For predictive post-training, the processor maps latent state into outputs such as probabilities/risks over multiple horizons, forecasts (counts, amounts, usage), rankings (next best product, likely complaint topic), embeddings for retrieval/segmentation A key property of a good processor is multi-task consistency: a single latent state should support many outputs without requiring a separate model per objective. This is usually implemented as a shared trunk (the backbones) with multiple lightweight task heads (classification/regression/ranking heads) that can be extended as new targets are added.

For prescriptive use, the processor produces an action object rather than scalar scores. The object is structured (typed fields, discrete choices, numeric parameters) and designed to be directly consumable by downstream systems, even a Large Language Model (LLM). Outputs should optimize the organization’s utility (margin, retention, cost-to-serve, experience) rather than a proxy like default probability alone. Moreover, the processor should enforce guardrails at generation time. Practically, this can be done by constrained decoding (only valid actions can be produced), by penalty terms in training, and by a feasibility module that projects suggested actions onto the allowed policy set.

Orchestrating Decisions with LLM Interfaces

While an LDM produces structured decisions, these decisions must still be communicated and executed through the interfaces by which companies interact with their clients. In practice, this interface layer is increasingly mediated by Large Language Models (LLMs). In this architecture, the LDM acts as the system’s decision engine, generating structured action objects that encode what should be done for a specific customer under the organization’s economic objectives and policy constraints. The LLM, in turn, acts as the interaction layer that translates those decisions into contextualized communication and orchestrates their delivery through customer-facing channels such as apps, messaging platforms, call center tools, or digital agents.

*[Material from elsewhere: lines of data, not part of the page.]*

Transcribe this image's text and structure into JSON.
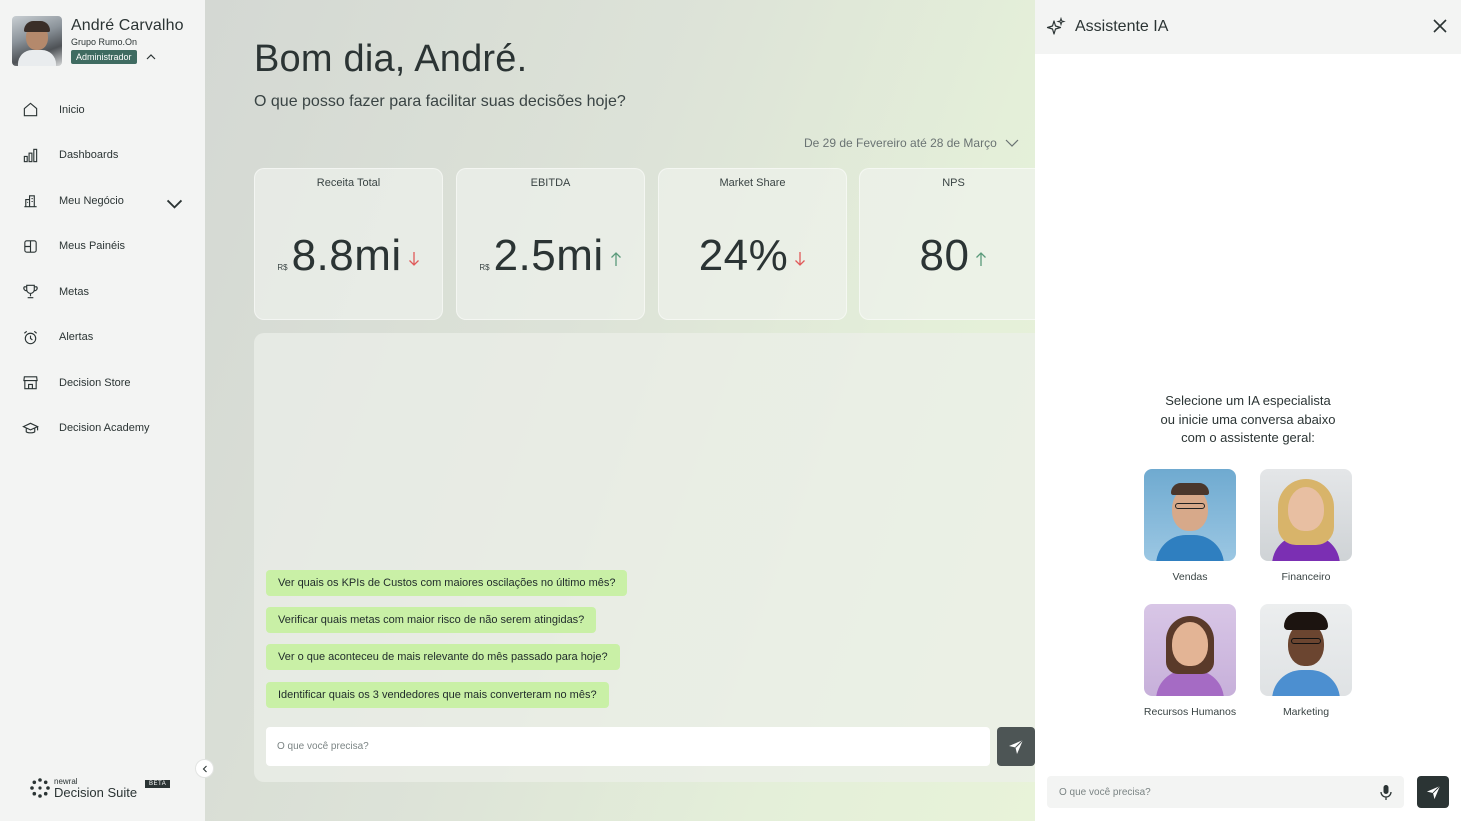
{
  "user": {
    "name": "André Carvalho",
    "company": "Grupo Rumo.On",
    "role": "Administrador"
  },
  "nav": {
    "items": [
      {
        "label": "Inicio",
        "icon": "home-icon"
      },
      {
        "label": "Dashboards",
        "icon": "bar-chart-icon"
      },
      {
        "label": "Meu Negócio",
        "icon": "building-chart-icon"
      },
      {
        "label": "Meus Painéis",
        "icon": "panels-icon"
      },
      {
        "label": "Metas",
        "icon": "trophy-icon"
      },
      {
        "label": "Alertas",
        "icon": "alarm-clock-icon"
      },
      {
        "label": "Decision Store",
        "icon": "store-icon"
      },
      {
        "label": "Decision Academy",
        "icon": "graduation-cap-icon"
      }
    ]
  },
  "brand": {
    "small": "newral",
    "big": "Decision Suite",
    "badge": "BETA"
  },
  "main": {
    "greeting": "Bom dia, André.",
    "subtitle": "O que posso fazer para facilitar suas decisões hoje?",
    "date_range": "De 29 de Fevereiro até 28 de Março",
    "kpis": [
      {
        "title": "Receita Total",
        "currency": "R$",
        "value": "8.8mi",
        "trend": "down",
        "trend_color": "#e05a5a"
      },
      {
        "title": "EBITDA",
        "currency": "R$",
        "value": "2.5mi",
        "trend": "up",
        "trend_color": "#5a9a7a"
      },
      {
        "title": "Market Share",
        "currency": "",
        "value": "24%",
        "trend": "down",
        "trend_color": "#e05a5a"
      },
      {
        "title": "NPS",
        "currency": "",
        "value": "80",
        "trend": "up",
        "trend_color": "#5a9a7a"
      }
    ],
    "suggestions": [
      "Ver quais os KPIs de Custos com maiores oscilações no último mês?",
      "Verificar quais metas com maior risco de não serem atingidas?",
      "Ver o que aconteceu de mais relevante do mês passado para hoje?",
      "Identificar quais os 3 vendedores que mais converteram no mês?"
    ],
    "input_placeholder": "O que você precisa?"
  },
  "assistant": {
    "title": "Assistente IA",
    "intro_lines": [
      "Selecione um IA especialista",
      "ou inicie uma conversa abaixo",
      "com o assistente geral:"
    ],
    "personas": [
      {
        "label": "Vendas"
      },
      {
        "label": "Financeiro"
      },
      {
        "label": "Recursos Humanos"
      },
      {
        "label": "Marketing"
      }
    ],
    "input_placeholder": "O que você precisa?"
  },
  "colors": {
    "accent_green": "#c9f0a6",
    "role_badge": "#3f6b61",
    "trend_down": "#e05a5a",
    "trend_up": "#5a9a7a"
  }
}
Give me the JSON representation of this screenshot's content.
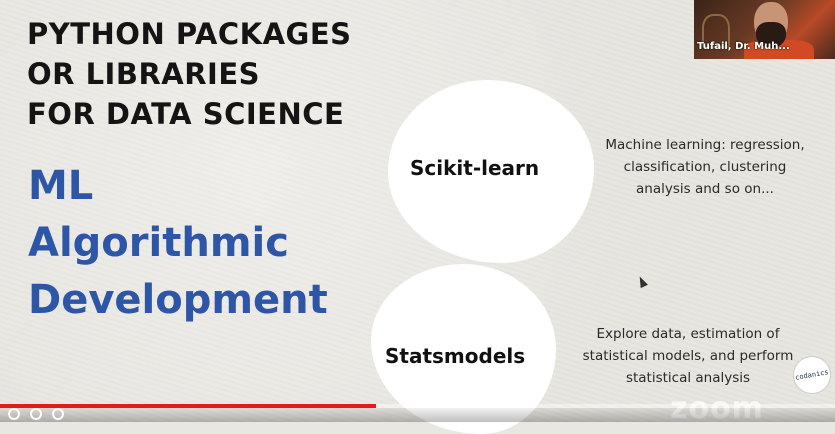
{
  "slide": {
    "title_lines": [
      "PYTHON PACKAGES",
      "OR LIBRARIES",
      "FOR DATA SCIENCE"
    ],
    "subtitle_lines": [
      "ML",
      "Algorithmic",
      "Development"
    ],
    "packages": [
      {
        "name": "Scikit-learn",
        "description_lines": [
          "Machine learning: regression,",
          "classification, clustering",
          "analysis and so on..."
        ]
      },
      {
        "name": "Statsmodels",
        "description_lines": [
          "Explore data, estimation of",
          "statistical models, and perform",
          "statistical analysis"
        ]
      }
    ]
  },
  "participant": {
    "name": "Tufail, Dr. Muh..."
  },
  "logo": {
    "text": "codanics"
  },
  "player": {
    "progress_percent": 45,
    "watermark": "zoom",
    "progress_color": "#e21b1b"
  },
  "colors": {
    "subtitle": "#2d56a7",
    "background": "#e7e5df"
  }
}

In this division of roles, the LDM is responsible for reasoning over the company’s operational state and producing the optimal intervention, while the LLM functions as the vehicle that operationalizes the action. The LLM interprets the structured action object , including recommended products, pricing, timing, and messaging constraints, and generates the appropriate human-readable communication or workflow execution. Because the decision itself originates from the LDM, the LLM does not determine what action should be taken; it simply ensures that the decision reaches the client in a coherent, personalized, and channel-appropriate form. This separation preserves governance and auditability while enabling the flexibility of conversational interfaces.

In practice, this architecture resembles the separation between a control system and a communication layer: the LDM governs the policy of action, while the LLM governs how that policy is expressed and delivered. The result is a unified system in which predictive intelligence, decision optimization, and customer interaction operate as coordinated layers rather than independent subsystems.